Uncertainty in load cell measurement is caused by nonlinearity (±0.05% of full scale), hysteresis (±0.05% of full scale), non-repeatability (±0.05% of full scale), and temperature shift (±0.0014%/°C of actual load). Uncertainty in radii measurement is estimated as 0.01 mm. Uncertainty in L originates from the uncertainty in the CPA volume injected into the CPA chamber; an uncertainty of 0.29 mm is estimated when using a 1 mL syringe. Another source of uncertainty in L is the gradual extraction of the upper rod from the CPA, which may be as much as 2.5 mm over the duration of the experiment.

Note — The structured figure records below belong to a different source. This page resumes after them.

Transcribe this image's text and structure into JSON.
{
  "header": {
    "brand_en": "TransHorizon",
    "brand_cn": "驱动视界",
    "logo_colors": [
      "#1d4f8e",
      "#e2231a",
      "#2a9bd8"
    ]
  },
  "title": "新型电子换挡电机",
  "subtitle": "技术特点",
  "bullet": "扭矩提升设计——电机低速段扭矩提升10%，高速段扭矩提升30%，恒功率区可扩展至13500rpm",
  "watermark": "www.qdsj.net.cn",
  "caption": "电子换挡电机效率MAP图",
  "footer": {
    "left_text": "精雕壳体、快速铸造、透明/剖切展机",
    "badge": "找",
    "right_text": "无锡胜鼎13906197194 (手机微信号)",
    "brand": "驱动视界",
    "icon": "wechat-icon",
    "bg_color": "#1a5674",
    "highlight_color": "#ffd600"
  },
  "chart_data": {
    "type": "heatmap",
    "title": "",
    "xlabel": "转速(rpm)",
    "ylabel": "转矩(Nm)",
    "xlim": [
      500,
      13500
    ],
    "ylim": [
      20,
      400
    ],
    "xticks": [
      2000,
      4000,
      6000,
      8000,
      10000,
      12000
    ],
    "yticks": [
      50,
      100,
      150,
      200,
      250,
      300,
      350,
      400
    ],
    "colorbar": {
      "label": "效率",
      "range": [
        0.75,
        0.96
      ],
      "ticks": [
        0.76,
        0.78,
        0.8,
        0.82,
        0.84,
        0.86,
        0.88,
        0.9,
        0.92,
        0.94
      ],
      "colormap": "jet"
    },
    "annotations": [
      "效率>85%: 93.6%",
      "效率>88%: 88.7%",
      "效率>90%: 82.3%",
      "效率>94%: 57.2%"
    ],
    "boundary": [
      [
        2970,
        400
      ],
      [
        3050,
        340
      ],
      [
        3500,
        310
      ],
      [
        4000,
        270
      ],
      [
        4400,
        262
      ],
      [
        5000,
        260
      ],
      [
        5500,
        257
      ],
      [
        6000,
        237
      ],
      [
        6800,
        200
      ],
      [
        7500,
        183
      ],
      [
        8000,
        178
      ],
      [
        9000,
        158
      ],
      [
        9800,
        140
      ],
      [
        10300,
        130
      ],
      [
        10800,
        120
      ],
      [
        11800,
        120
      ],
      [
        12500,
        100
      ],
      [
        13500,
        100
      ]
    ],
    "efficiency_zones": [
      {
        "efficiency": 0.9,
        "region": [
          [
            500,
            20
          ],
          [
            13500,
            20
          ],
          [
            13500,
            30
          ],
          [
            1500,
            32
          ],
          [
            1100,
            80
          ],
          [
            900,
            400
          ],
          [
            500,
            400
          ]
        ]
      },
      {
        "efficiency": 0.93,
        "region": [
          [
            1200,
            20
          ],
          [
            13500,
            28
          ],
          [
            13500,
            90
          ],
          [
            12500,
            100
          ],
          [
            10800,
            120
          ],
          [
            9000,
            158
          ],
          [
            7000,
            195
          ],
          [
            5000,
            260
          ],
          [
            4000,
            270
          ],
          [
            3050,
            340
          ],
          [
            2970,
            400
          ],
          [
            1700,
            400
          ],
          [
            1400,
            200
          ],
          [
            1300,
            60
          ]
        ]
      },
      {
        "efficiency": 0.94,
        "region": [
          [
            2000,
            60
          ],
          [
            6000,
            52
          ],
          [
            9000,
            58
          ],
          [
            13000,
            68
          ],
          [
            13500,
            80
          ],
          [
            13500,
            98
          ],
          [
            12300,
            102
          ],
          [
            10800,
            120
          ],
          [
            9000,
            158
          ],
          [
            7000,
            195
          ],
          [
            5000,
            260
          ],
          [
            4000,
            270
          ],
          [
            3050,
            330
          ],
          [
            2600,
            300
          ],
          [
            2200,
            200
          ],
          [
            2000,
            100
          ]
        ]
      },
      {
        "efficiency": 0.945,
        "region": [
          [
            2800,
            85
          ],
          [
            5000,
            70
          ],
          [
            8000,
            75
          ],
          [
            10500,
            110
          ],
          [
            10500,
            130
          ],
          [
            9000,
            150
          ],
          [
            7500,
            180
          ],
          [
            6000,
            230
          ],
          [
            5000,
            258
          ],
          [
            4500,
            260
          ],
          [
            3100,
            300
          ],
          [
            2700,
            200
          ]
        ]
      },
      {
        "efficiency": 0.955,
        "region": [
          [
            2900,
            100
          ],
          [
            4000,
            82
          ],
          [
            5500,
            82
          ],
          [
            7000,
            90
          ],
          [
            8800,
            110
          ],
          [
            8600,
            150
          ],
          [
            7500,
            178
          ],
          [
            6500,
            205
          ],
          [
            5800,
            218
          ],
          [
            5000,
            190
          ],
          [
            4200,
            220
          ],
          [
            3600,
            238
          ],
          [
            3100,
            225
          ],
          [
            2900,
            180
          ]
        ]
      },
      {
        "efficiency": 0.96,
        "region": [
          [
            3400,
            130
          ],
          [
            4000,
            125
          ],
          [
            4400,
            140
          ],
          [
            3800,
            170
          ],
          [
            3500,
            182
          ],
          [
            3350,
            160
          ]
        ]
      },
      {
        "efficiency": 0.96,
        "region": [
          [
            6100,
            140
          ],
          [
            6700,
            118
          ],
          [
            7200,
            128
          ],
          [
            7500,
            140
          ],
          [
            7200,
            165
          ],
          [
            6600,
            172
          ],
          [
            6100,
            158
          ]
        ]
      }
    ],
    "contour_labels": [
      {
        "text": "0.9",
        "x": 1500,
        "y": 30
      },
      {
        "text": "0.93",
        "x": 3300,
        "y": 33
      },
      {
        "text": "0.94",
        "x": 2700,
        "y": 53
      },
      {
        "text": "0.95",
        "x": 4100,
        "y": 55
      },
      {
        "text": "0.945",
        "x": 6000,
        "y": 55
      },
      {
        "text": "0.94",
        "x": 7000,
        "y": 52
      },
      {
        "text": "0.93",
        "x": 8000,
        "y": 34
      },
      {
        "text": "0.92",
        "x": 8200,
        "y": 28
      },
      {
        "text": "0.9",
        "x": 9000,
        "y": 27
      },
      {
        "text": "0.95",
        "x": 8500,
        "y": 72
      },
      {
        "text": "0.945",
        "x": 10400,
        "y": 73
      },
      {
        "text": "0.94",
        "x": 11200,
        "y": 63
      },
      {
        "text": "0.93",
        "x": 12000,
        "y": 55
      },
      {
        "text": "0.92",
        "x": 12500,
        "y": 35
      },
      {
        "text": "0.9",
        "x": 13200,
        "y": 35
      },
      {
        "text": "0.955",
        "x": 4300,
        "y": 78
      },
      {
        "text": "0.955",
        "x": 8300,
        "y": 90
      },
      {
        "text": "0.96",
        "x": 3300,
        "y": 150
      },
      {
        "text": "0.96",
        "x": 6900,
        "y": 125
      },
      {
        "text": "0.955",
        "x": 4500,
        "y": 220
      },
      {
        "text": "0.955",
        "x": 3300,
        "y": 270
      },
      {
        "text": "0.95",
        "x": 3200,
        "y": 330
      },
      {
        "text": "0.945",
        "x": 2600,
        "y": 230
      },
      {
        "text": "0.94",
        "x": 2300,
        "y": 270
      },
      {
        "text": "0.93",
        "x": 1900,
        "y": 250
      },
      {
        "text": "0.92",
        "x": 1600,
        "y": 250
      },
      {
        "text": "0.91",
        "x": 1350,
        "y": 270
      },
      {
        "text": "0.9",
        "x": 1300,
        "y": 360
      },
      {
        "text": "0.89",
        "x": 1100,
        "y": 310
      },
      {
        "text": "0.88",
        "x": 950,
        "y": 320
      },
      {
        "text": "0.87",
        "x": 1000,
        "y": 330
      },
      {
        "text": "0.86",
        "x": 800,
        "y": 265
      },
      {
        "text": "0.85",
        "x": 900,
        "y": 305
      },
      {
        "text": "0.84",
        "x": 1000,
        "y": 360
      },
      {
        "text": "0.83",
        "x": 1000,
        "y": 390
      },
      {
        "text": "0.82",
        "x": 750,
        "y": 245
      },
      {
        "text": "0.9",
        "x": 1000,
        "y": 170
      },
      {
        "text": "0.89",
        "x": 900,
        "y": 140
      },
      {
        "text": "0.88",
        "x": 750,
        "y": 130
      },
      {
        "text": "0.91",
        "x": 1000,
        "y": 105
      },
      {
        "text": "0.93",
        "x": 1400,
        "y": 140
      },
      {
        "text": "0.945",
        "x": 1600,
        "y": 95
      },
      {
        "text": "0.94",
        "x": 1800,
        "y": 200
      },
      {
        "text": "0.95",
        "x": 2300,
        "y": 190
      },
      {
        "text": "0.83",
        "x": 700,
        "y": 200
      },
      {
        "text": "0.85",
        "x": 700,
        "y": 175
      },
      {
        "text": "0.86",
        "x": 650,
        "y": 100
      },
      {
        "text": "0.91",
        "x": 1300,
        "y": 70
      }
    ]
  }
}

Uncertainty in temperature measurements is introduced by A/D conversion (22 bits at 0.333Hz) in the data acquisition module, cold-junction compensation, and the quality of the thermocouple material. The combined effect of these uncertainties is estimated as ±0.8°C.

Uncertainty was calculated for each experiment based on Eq. (A.1) and the above data. Uncertainty in viscosity calculations based on experimental data ranged from 2.9 and 8.4% in 7.05 M DMSO experiments, between 2.3 and 10.8% in VS55 experiments, and between 3.6 and 11.1% in DP6 experiments.